This post was written by Sarah McAfee, a former member of our team.
Sitting in pairs in a makeshift classroom of south Denver last week, our especially diverse group of Mental Health First Aid trainees prepared to practice a discussion with someone who was struggling with depression and suicidal thoughts. I was paired with a nurse from Colorado Springs and she and I breezed through the exercise, confident in our newly-acquired skills. However, behind us sat two Nepali interpreters who had already expressed their skepticism about whether anyone from their community would actually have such a conversation.
One of the men, acting as the friend in distress, told the other that he was unhappy and was giving away his DVD collection because he would not need it anymore. The other responded, “Oh, well I’ll take it—thanks!”
It wasn’t that he misunderstood his role in the conversation, or the underlying meaning of the statement of distress, it was simply that this kind of conversation was out of alignment with his cultural norms around mental health. He told the group that if he were to bluntly ask a friend if he or she were considering self-harm, it might result in physical violence against him.
As it turns out, until you’ve seen the way culture can affect health care, it’s hard to truly understand cultural competency. Sure, I understood it abstractly, or in theory, but until I actually encountered it (or the lack thereof), I don’t think I really got it.
His admission sparked a conversation we were all a little unprepared for, but were ultimately so grateful to be a part of. Our class included police officers and graduate students, secretaries and clergy, and our home countries ranged from Bhutan to Mexico. There were a lot of, “In my community…” stories that spoke to a larger need to understand not just the individual, but the culture in which they live, in order to provide appropriate health care. There were also a number of maybe-we-should’s and if-only-we-could’s that brought out ideas around better integration of mental health and physical health, the need for more mental health care and education for young adults, how to reduce stigma, and how to involve the various faith communities in mental health care. A Burmese woman spoke with great insight about translating culture in the way we translate language, explaining how the suggested Mental Health First Aid actions could be modified or substituted with more culturally-appropriate actions based on a specific community. It was the kind of conversation where everyone in the room was both teacher and student, and it was powerful.

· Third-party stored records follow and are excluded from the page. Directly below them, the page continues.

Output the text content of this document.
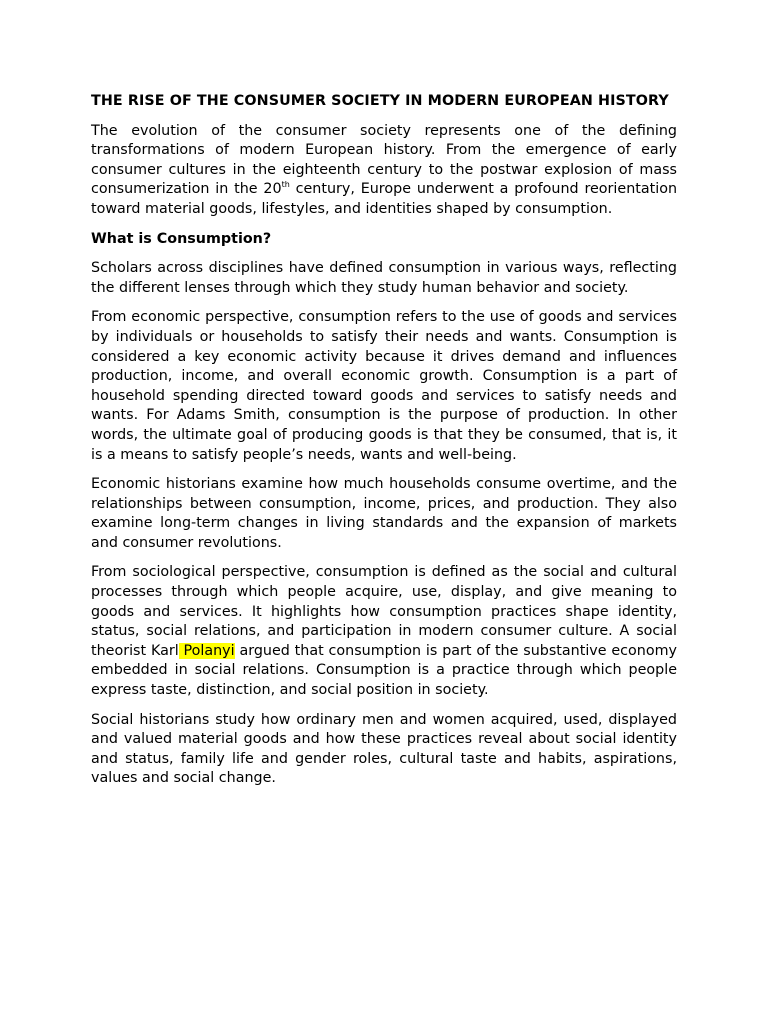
THE RISE OF THE CONSUMER SOCIETY IN MODERN EUROPEAN HISTORY

The evolution of the consumer society represents one of the defining transformations of modern European history. From the emergence of early consumer cultures in the eighteenth century to the postwar explosion of mass consumerization in the 20th century, Europe underwent a profound reorientation toward material goods, lifestyles, and identities shaped by consumption.

What is Consumption?

Scholars across disciplines have defined consumption in various ways, reflecting the different lenses through which they study human behavior and society.

From economic perspective, consumption refers to the use of goods and services by individuals or households to satisfy their needs and wants. Consumption is considered a key economic activity because it drives demand and influences production, income, and overall economic growth. Consumption is a part of household spending directed toward goods and services to satisfy needs and wants. For Adams Smith, consumption is the purpose of production. In other words, the ultimate goal of producing goods is that they be consumed, that is, it is a means to satisfy people’s needs, wants and well-being.

Economic historians examine how much households consume overtime, and the relationships between consumption, income, prices, and production. They also examine long-term changes in living standards and the expansion of markets and consumer revolutions.

From sociological perspective, consumption is defined as the social and cultural processes through which people acquire, use, display, and give meaning to goods and services. It highlights how consumption practices shape identity, status, social relations, and participation in modern consumer culture. A social theorist Karl Polanyi argued that consumption is part of the substantive economy embedded in social relations. Consumption is a practice through which people express taste, distinction, and social position in society.

Social historians study how ordinary men and women acquired, used, displayed and valued material goods and how these practices reveal about social identity and status, family life and gender roles, cultural taste and habits, aspirations, values and social change.
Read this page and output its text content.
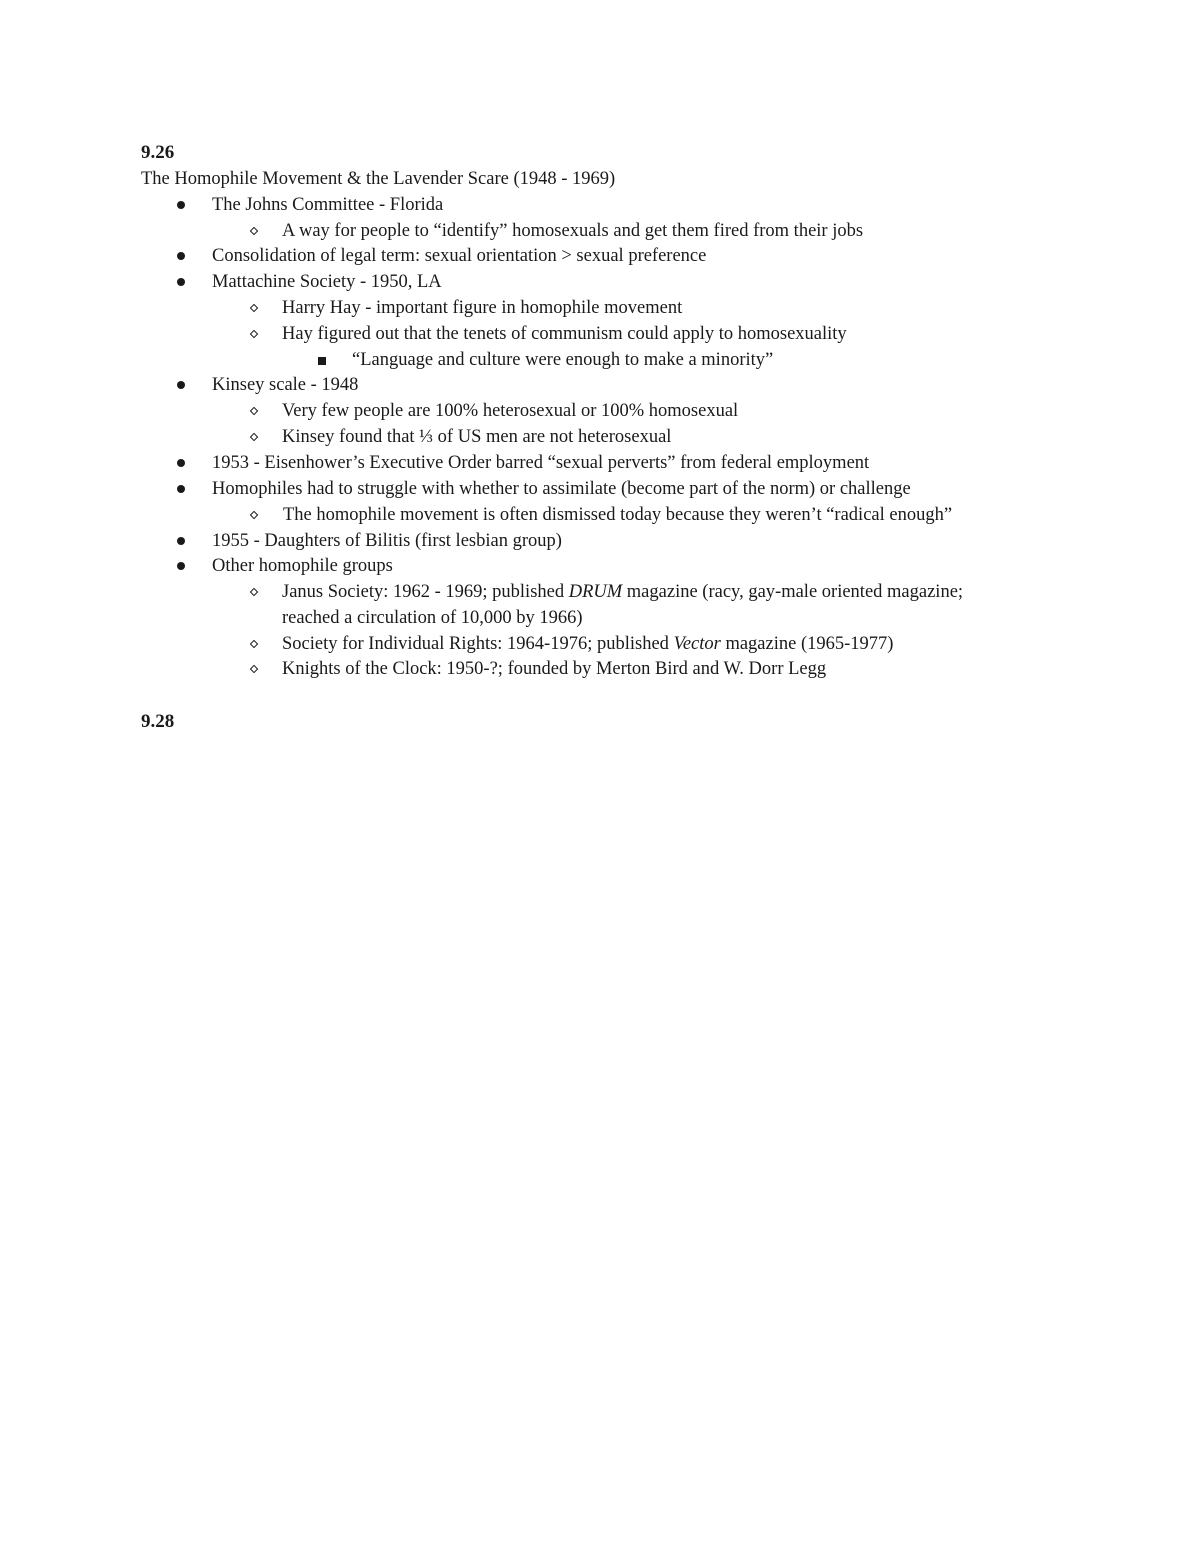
9.26
The Homophile Movement & the Lavender Scare (1948 - 1969)
The Johns Committee - Florida
A way for people to “identify” homosexuals and get them fired from their jobs
Consolidation of legal term: sexual orientation > sexual preference
Mattachine Society - 1950, LA
Harry Hay - important figure in homophile movement
Hay figured out that the tenets of communism could apply to homosexuality
“Language and culture were enough to make a minority”
Kinsey scale - 1948
Very few people are 100% heterosexual or 100% homosexual
Kinsey found that ⅓ of US men are not heterosexual
1953 - Eisenhower’s Executive Order barred “sexual perverts” from federal employment
Homophiles had to struggle with whether to assimilate (become part of the norm) or challenge
The homophile movement is often dismissed today because they weren’t “radical enough”
1955 - Daughters of Bilitis (first lesbian group)
Other homophile groups
Janus Society: 1962 - 1969; published DRUM magazine (racy, gay-male oriented magazine;
reached a circulation of 10,000 by 1966)
Society for Individual Rights: 1964-1976; published Vector magazine (1965-1977)
Knights of the Clock: 1950-?; founded by Merton Bird and W. Dorr Legg
9.28
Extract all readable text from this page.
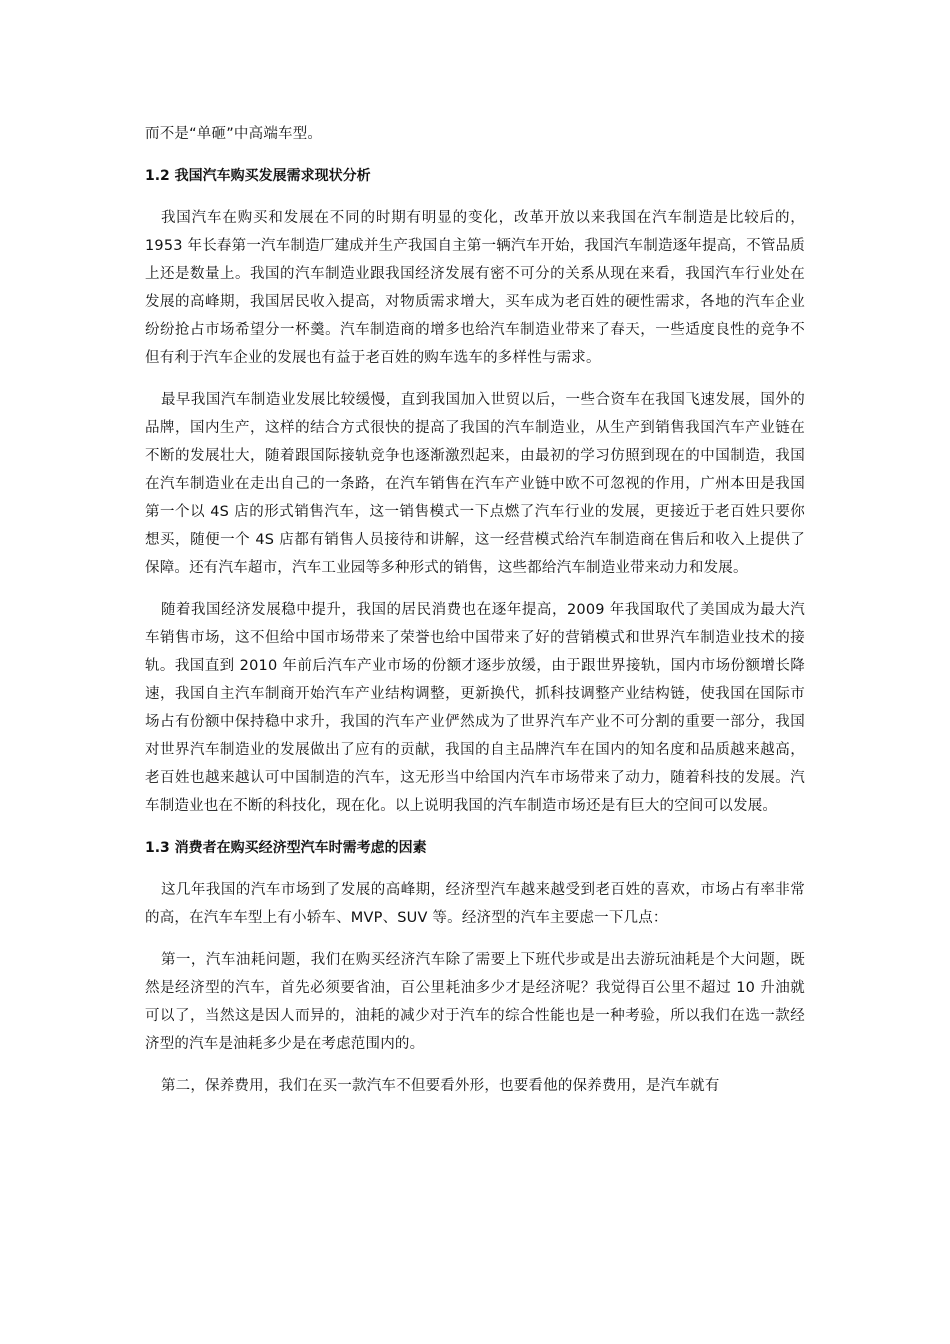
而不是“单砸”中高端车型。

1.2 我国汽车购买发展需求现状分析

我国汽车在购买和发展在不同的时期有明显的变化，改革开放以来我国在汽车制造是比较后的，1953 年长春第一汽车制造厂建成并生产我国自主第一辆汽车开始，我国汽车制造逐年提高，不管品质上还是数量上。我国的汽车制造业跟我国经济发展有密不可分的关系从现在来看，我国汽车行业处在发展的高峰期，我国居民收入提高，对物质需求增大，买车成为老百姓的硬性需求，各地的汽车企业纷纷抢占市场希望分一杯羹。汽车制造商的增多也给汽车制造业带来了春天，一些适度良性的竞争不但有利于汽车企业的发展也有益于老百姓的购车选车的多样性与需求。

最早我国汽车制造业发展比较缓慢，直到我国加入世贸以后，一些合资车在我国飞速发展，国外的品牌，国内生产，这样的结合方式很快的提高了我国的汽车制造业，从生产到销售我国汽车产业链在不断的发展壮大，随着跟国际接轨竞争也逐渐激烈起来，由最初的学习仿照到现在的中国制造，我国在汽车制造业在走出自己的一条路，在汽车销售在汽车产业链中欧不可忽视的作用，广州本田是我国第一个以 4S 店的形式销售汽车，这一销售模式一下点燃了汽车行业的发展，更接近于老百姓只要你想买，随便一个 4S 店都有销售人员接待和讲解，这一经营模式给汽车制造商在售后和收入上提供了保障。还有汽车超市，汽车工业园等多种形式的销售，这些都给汽车制造业带来动力和发展。

随着我国经济发展稳中提升，我国的居民消费也在逐年提高，2009 年我国取代了美国成为最大汽车销售市场，这不但给中国市场带来了荣誉也给中国带来了好的营销模式和世界汽车制造业技术的接轨。我国直到 2010 年前后汽车产业市场的份额才逐步放缓，由于跟世界接轨，国内市场份额增长降速，我国自主汽车制商开始汽车产业结构调整，更新换代，抓科技调整产业结构链，使我国在国际市场占有份额中保持稳中求升，我国的汽车产业俨然成为了世界汽车产业不可分割的重要一部分，我国对世界汽车制造业的发展做出了应有的贡献，我国的自主品牌汽车在国内的知名度和品质越来越高，老百姓也越来越认可中国制造的汽车，这无形当中给国内汽车市场带来了动力，随着科技的发展。汽车制造业也在不断的科技化，现在化。以上说明我国的汽车制造市场还是有巨大的空间可以发展。

1.3 消费者在购买经济型汽车时需考虑的因素

这几年我国的汽车市场到了发展的高峰期，经济型汽车越来越受到老百姓的喜欢，市场占有率非常的高，在汽车车型上有小轿车、MVP、SUV 等。经济型的汽车主要虑一下几点：

第一，汽车油耗问题，我们在购买经济汽车除了需要上下班代步或是出去游玩油耗是个大问题，既然是经济型的汽车，首先必须要省油，百公里耗油多少才是经济呢？我觉得百公里不超过 10 升油就可以了，当然这是因人而异的，油耗的减少对于汽车的综合性能也是一种考验，所以我们在选一款经济型的汽车是油耗多少是在考虑范围内的。

第二，保养费用，我们在买一款汽车不但要看外形，也要看他的保养费用，是汽车就有
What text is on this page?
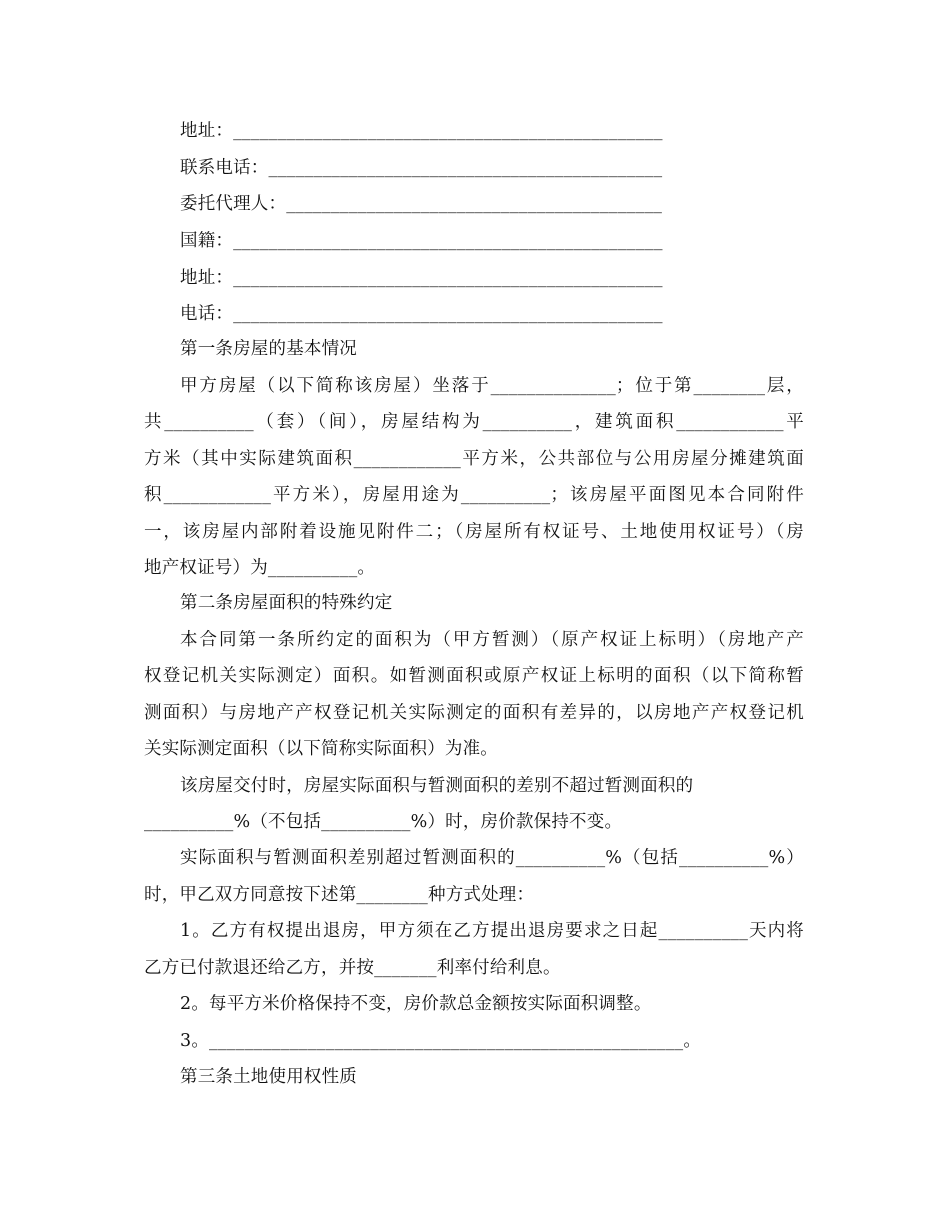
地址：________________________________________________
联系电话：____________________________________________
委托代理人：__________________________________________
国籍：________________________________________________
地址：________________________________________________
电话：________________________________________________
第一条房屋的基本情况
甲方房屋（以下简称该房屋）坐落于______________；位于第________层，
共__________（套）（间），房屋结构为__________，建筑面积____________平
方米（其中实际建筑面积____________平方米，公共部位与公用房屋分摊建筑面
积____________平方米），房屋用途为__________；该房屋平面图见本合同附件
一，该房屋内部附着设施见附件二；（房屋所有权证号、土地使用权证号）（房
地产权证号）为__________。
第二条房屋面积的特殊约定
本合同第一条所约定的面积为（甲方暂测）（原产权证上标明）（房地产产
权登记机关实际测定）面积。如暂测面积或原产权证上标明的面积（以下简称暂
测面积）与房地产产权登记机关实际测定的面积有差异的，以房地产产权登记机
关实际测定面积（以下简称实际面积）为准。
该房屋交付时，房屋实际面积与暂测面积的差别不超过暂测面积的
__________%（不包括__________%）时，房价款保持不变。
实际面积与暂测面积差别超过暂测面积的__________%（包括__________%）
时，甲乙双方同意按下述第________种方式处理：
1。乙方有权提出退房，甲方须在乙方提出退房要求之日起__________天内将
乙方已付款退还给乙方，并按_______利率付给利息。
2。每平方米价格保持不变，房价款总金额按实际面积调整。
3。_____________________________________________________。
第三条土地使用权性质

When we talk about access to care in Colorado, we most often refer to provider shortages, appointment wait times, distance to facilities, costs, and other such issues. As we become more aware of the role race, ethnicity, and culture play in our ability to live a healthy life, it’s important that we include cultural competency in these conversations. Your health care is ultimately a very personal experience—a human interaction, a sharing of intimate details of your life, an exposure of one’s vulnerabilities—and nothing supports a positive health care experience more than a provider and system that recognize and honor the unique needs of each patient.